Interest earned for the period amounted to 121.75 billion rupees, up from 119.84 billion rupees in the year-ago quarter. Operating profit rose to 42.45 billion rupees from 27.81 billion rupees, while total income grew to 152.58 billion rupees from 141.24 billion rupees.
Total expenses excluding provisions and contingencies declined to 110.12 billion rupees from 113.43 billion rupees in the prior-year quarter. The bank's provisions and contingencies increased to 44.67 billion rupees from 25.62 billion rupees over the same period. The provision coverage ratio as of Dec. 31, 2017, stood at about 60.78%.
For the nine months ended December 2017, the bank's net profit rose year over year in the aggregate to 11.34 billion rupees, or 5.29 rupees per share, from 10.63 billion rupees, or 5.24 rupees per share, in the year-ago period.

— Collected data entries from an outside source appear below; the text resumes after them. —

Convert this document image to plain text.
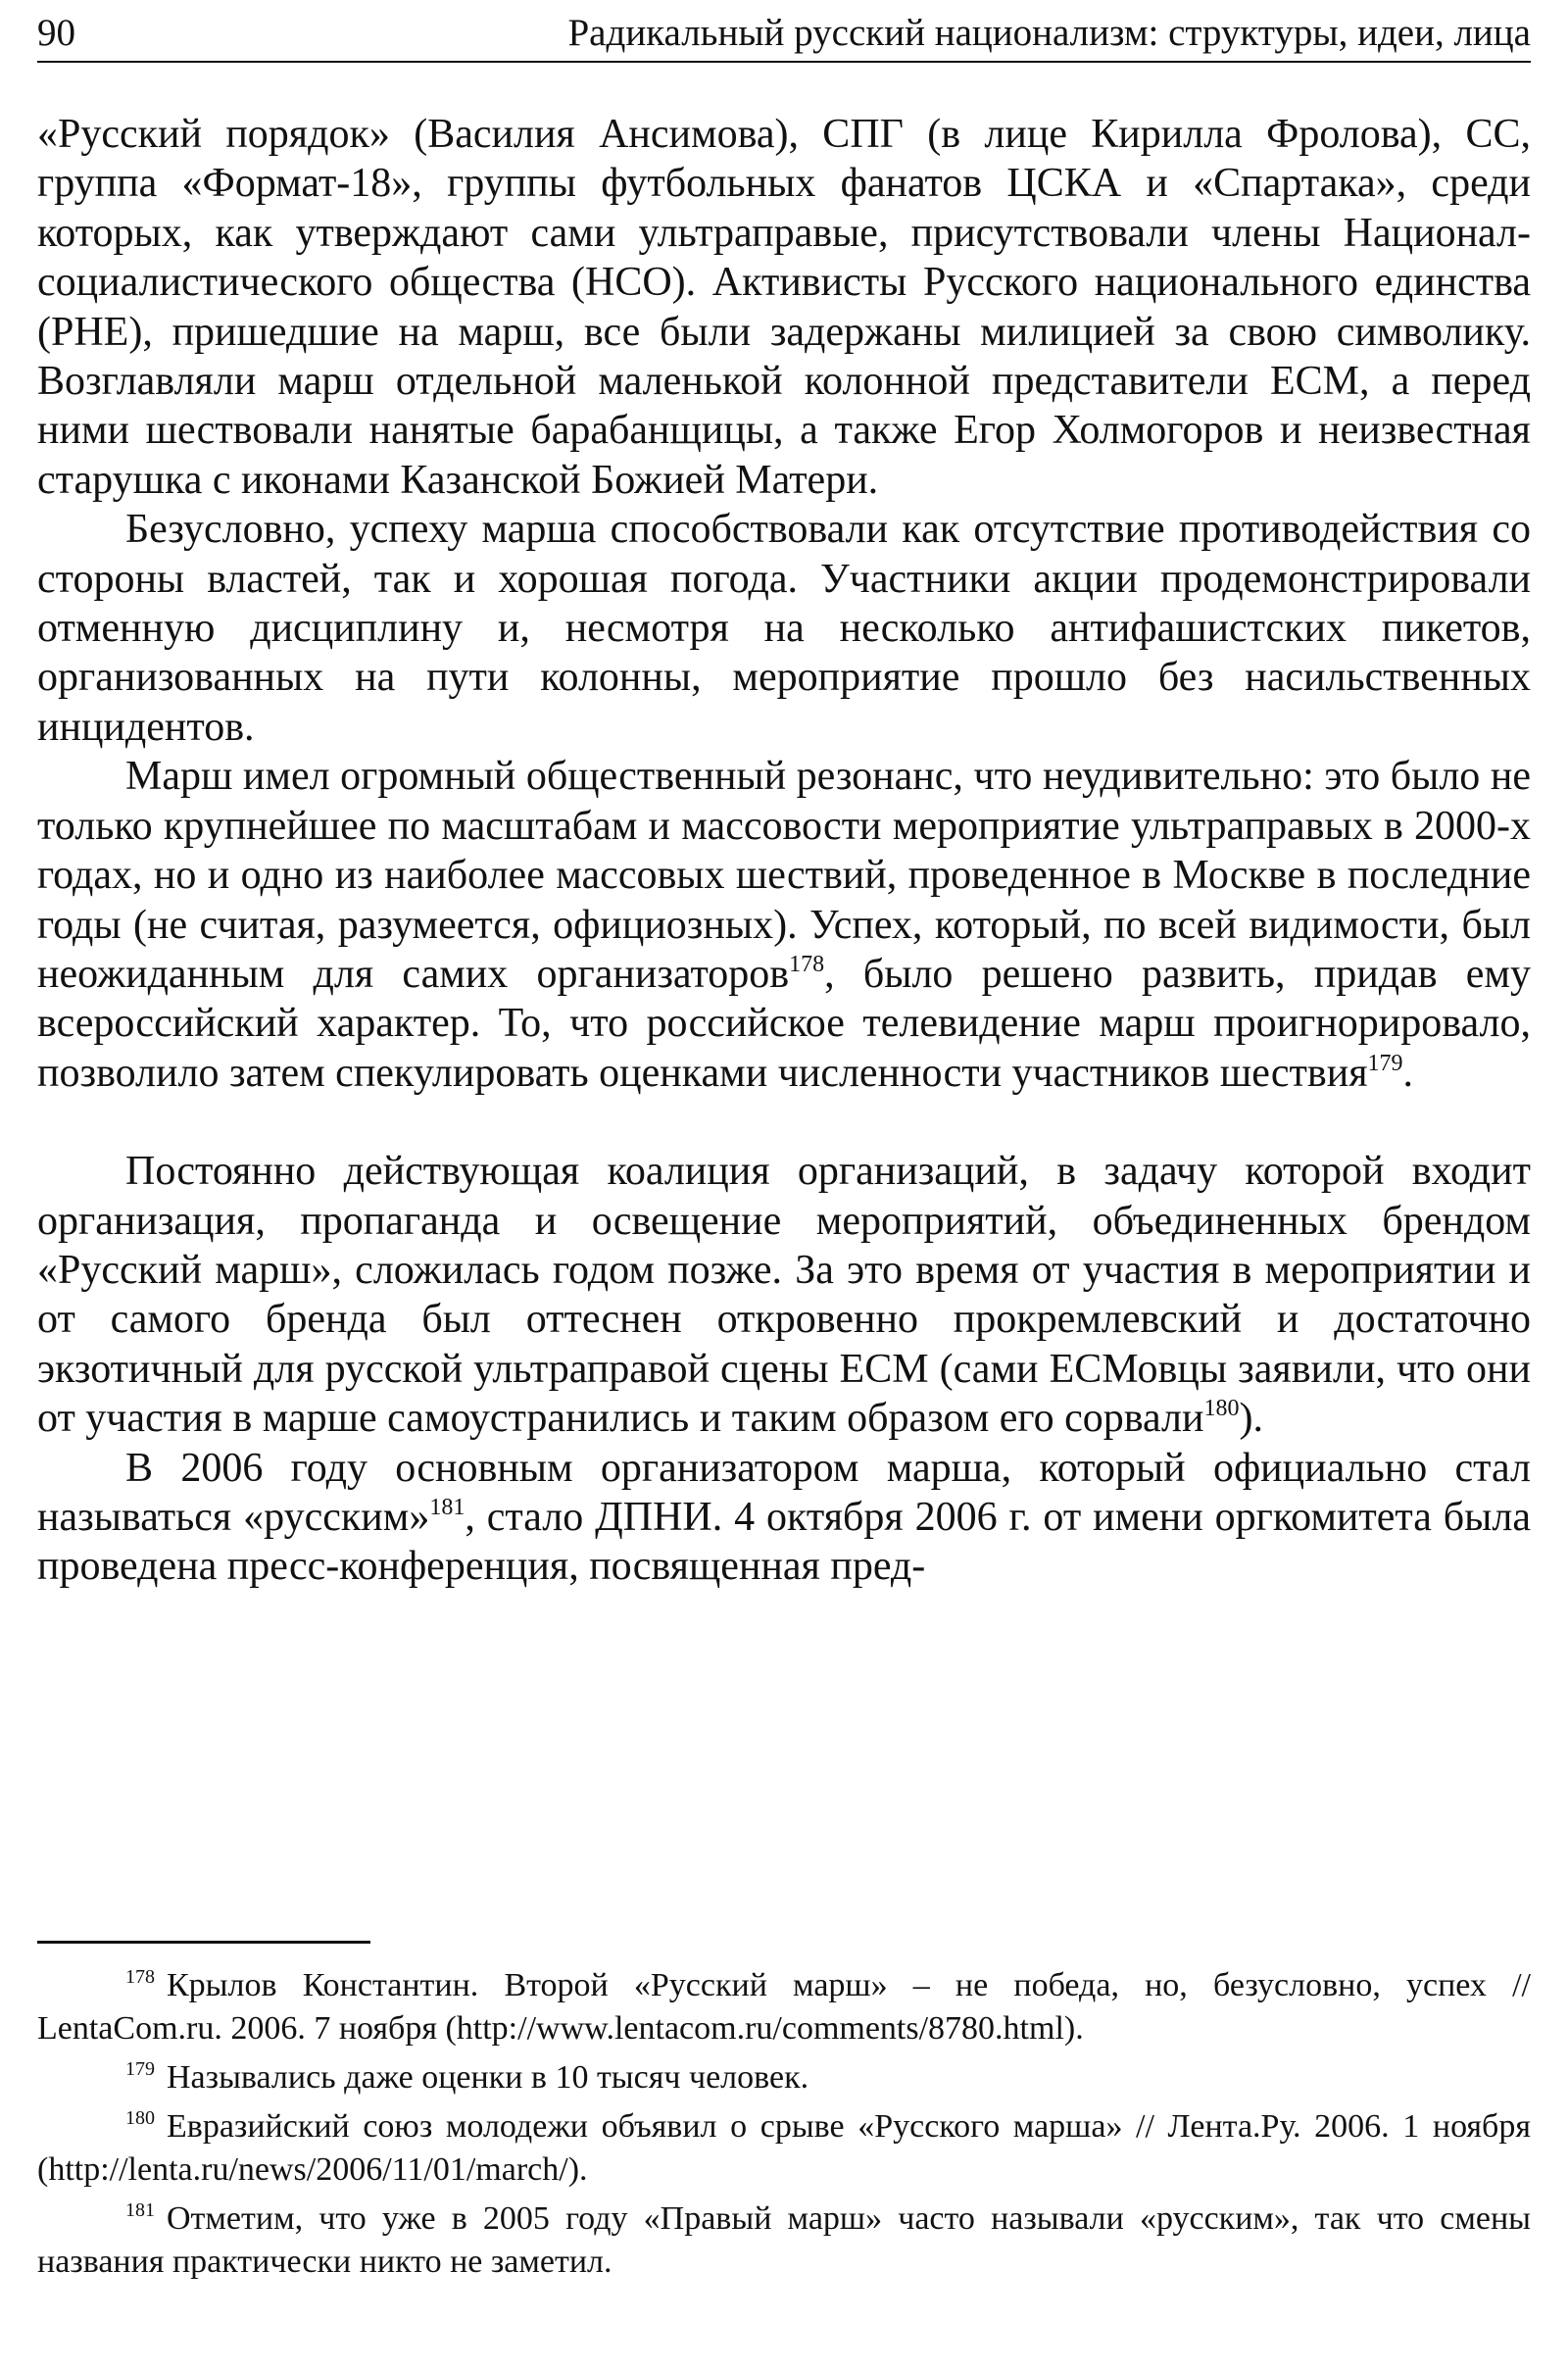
90	Радикальный русский национализм: структуры, идеи, лица

«Русский порядок» (Василия Ансимова), СПГ (в лице Кирилла Фролова), СС, группа «Формат-18», группы футбольных фанатов ЦСКА и «Спартака», среди которых, как утверждают сами ультраправые, присутствовали члены Национал-социалистического общества (НСО). Активисты Русского национального единства (РНЕ), пришедшие на марш, все были задержаны милицией за свою символику. Возглавляли марш отдельной маленькой колонной представители ЕСМ, а перед ними шествовали нанятые барабанщицы, а также Егор Холмогоров и неизвестная старушка с иконами Казанской Божией Матери.

Безусловно, успеху марша способствовали как отсутствие противодействия со стороны властей, так и хорошая погода. Участники акции продемонстрировали отменную дисциплину и, несмотря на несколько антифашистских пикетов, организованных на пути колонны, мероприятие прошло без насильственных инцидентов.

Марш имел огромный общественный резонанс, что неудивительно: это было не только крупнейшее по масштабам и массовости мероприятие ультраправых в 2000-х годах, но и одно из наиболее массовых шествий, проведенное в Москве в последние годы (не считая, разумеется, официозных). Успех, который, по всей видимости, был неожиданным для самих организаторов$^{178}$, было решено развить, придав ему всероссийский характер. То, что российское телевидение марш проигнорировало, позволило затем спекулировать оценками численности участников шествия$^{179}$.

Постоянно действующая коалиция организаций, в задачу которой входит организация, пропаганда и освещение мероприятий, объединенных брендом «Русский марш», сложилась годом позже. За это время от участия в мероприятии и от самого бренда был оттеснен откровенно прокремлевский и достаточно экзотичный для русской ультраправой сцены ЕСМ (сами ЕСМовцы заявили, что они от участия в марше самоустранились и таким образом его сорвали$^{180}$).

В 2006 году основным организатором марша, который официально стал называться «русским»$^{181}$, стало ДПНИ. 4 октября 2006 г. от имени оргкомитета была проведена пресс-конференция, посвященная пред-

$^{178}$ Крылов Константин. Второй «Русский марш» – не победа, но, безусловно, успех // LentaCom.ru. 2006. 7 ноября (http://www.lentacom.ru/comments/8780.html).

$^{179}$ Назывались даже оценки в 10 тысяч человек.

$^{180}$ Евразийский союз молодежи объявил о срыве «Русского марша» // Лента.Ру. 2006. 1 ноября (http://lenta.ru/news/2006/11/01/march/).

$^{181}$ Отметим, что уже в 2005 году «Правый марш» часто называли «русским», так что смены названия практически никто не заметил.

As of Dec. 31, 2017, the Indian lender reported a gross nonperforming assets ratio of 12.11%, down from 13.31% as of Sept. 30, 2017, and from 13.70% as of Dec. 31, 2016. Its net NPA ratio clocked in at 7.55%, down from 8.44% at the end of September 2017 and from 9.09% at the end of December 2016.
The lender's capital adequacy ratio under Basel III came in 11.58%, compared to 11.56% at the end of September 2017 and to 11.62% at the end of December 2016. Its common equity Tier 1 ratio stood at 8.05%, up from 7.67% at the end of September 2017, but down from 8.31% at the end of December 2016.
As of Feb. 5, US$1 was equivalent to 64.06 Indian rupees.